NHTSA’s new 2011 state-by-state drunk driving statistics show declines in 27 states, with four states leading the nation in declines in alcohol-impaired driving fatalities. Texas had the greatest reduction with 57 fewer fatalities. New York, South Carolina, and Tennessee followed, all with more than 35 fewer fatalities. Conversely, the three states with increases of 35 or more were Colorado, Florida and New Jersey. All 50 states, the District of Columbia and Puerto Rico have made it illegal to drive with a blood alcohol content (BAC) of .08 or higher.

These new statistics show that the hard work of safety advocates and law enforcement officers across the country has paid off and the result is a welcomed decline in drunk driving deaths in many parts of the country. However, there is still more that can be done and many more lives that can be saved by cracking down on drunk driving.

This year’s holiday campaign is being supported by more than $7 million in national TV and radio advertising featuring NHTSA’s “Drive sober or get pulled over” slogan.

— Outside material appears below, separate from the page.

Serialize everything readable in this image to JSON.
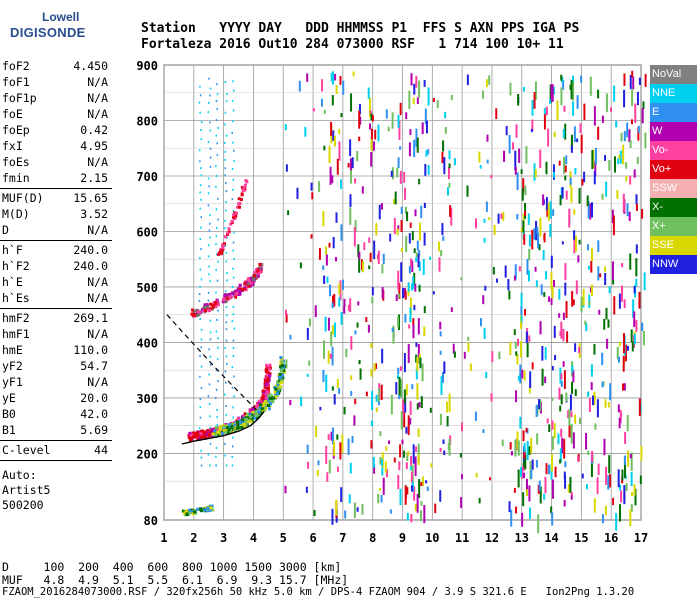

The ads, which were first seen on T.V. last summer, feature “invisible” law enforcement officers blending into the environment observing obviously impaired individuals preparing to drive drunk and then apprehending them when they attempt to drive their vehicles. The goal of these ads is to raise awareness and support law enforcement activities in all states in an effort to reduce the number of fatalities caused by drunk driving.

NHTSA offers the following safety advice:

  • Plan ahead. If you will be drinking, do not drive. Designate a sober driver or arrange another safe way home.
  • If you are impaired, find another way home. Use a taxi, call a sober friend or family member, use public transportation or contact your local sober ride program.
  • Be responsible. If someone you know is drinking, do not let that person get behind the wheel. If you see an impaired driver on the road, contact law enforcement. Your actions may save someone’s life, and inaction could cost a life.